Tras su lectura, pensé en la paradoja de que mientras en el agujero más oscuro del planeta las mujeres desafían al terror por conseguir aquello que debería considerarse sagrado, por básico, aquí gobiernan tipas que, con axilas barbadas a modo de galones, mandan retirar tropas «invasoras» que mantenían a raya a los salvajes y celebran que el gasto dedicado al armamento se destine ahora a montar talleres de masturbación o a chiringuitos donde graduadas en quinto de depravación enseñan a niños de primaria las bondades del sexo anal.

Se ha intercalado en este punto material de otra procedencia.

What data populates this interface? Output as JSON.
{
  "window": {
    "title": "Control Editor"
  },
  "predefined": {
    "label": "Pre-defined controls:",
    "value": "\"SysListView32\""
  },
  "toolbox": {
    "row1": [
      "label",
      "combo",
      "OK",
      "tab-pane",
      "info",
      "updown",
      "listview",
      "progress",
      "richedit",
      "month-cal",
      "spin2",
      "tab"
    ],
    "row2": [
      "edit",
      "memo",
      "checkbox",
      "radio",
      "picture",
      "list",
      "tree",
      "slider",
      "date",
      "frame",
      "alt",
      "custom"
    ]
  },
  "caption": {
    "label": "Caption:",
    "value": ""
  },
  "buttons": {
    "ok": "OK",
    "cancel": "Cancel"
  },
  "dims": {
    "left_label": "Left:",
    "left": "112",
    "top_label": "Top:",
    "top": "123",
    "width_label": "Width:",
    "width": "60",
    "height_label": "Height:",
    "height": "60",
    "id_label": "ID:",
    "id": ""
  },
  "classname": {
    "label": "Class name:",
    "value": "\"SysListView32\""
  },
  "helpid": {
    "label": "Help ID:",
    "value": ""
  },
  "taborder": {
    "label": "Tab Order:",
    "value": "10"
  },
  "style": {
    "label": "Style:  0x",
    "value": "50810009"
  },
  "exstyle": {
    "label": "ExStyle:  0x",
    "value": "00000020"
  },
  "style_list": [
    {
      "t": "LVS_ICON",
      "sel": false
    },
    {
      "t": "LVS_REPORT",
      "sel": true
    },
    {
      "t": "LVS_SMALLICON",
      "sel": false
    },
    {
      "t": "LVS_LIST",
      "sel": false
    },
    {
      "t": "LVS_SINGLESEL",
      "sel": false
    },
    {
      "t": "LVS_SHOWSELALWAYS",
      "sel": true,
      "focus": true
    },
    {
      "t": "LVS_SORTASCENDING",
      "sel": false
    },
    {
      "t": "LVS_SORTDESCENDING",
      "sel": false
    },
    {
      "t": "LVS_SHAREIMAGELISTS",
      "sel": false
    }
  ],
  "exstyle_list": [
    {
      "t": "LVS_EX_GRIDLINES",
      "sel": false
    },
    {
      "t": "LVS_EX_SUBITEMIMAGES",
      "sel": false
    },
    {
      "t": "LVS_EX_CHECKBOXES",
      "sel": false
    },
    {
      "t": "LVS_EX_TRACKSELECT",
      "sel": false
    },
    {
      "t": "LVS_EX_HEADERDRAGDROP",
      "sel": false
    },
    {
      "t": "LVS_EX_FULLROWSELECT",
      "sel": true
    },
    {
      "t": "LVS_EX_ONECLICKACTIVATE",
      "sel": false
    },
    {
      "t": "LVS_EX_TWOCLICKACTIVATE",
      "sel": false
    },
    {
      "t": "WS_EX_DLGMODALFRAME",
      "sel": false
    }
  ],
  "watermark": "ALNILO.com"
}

Y cuando veo a la ministra de la rama clamando por ayuda psiquiátrica con lenguaje no verbal mientras que, con el verbal, pide la castración del género masculino para cortar la expansión de la maldad en La Tierra, pienso en lo oportuno que hubiera sido que, en lugar de un viaje de cuchipandi a las tiendas de Times Square como sustitutivo del prozac, este gobierno progresista, feminista y luchador infatigable por los derechos humanos universales hubiera enviado a la alegre pandilla a Kabul, a fin de reunirse con aquellos practicantes de la religión del Amor y convencerlos para que autorizaran el vuelo de regreso cargado de universitarias a quienes seguir formando en España. Es seguro que la jefa de delegación hubiera negociado hábilmente. Si ha llegado a donde ha llegado, alguna habilidad tendrá.

Ya puestos, no deberíamos conformarnos con llenar el Falcon, sino cargar varios Hércules. Al fin y al cabo, el presupuesto para masajes clitorianos excede con creces el coste del flete.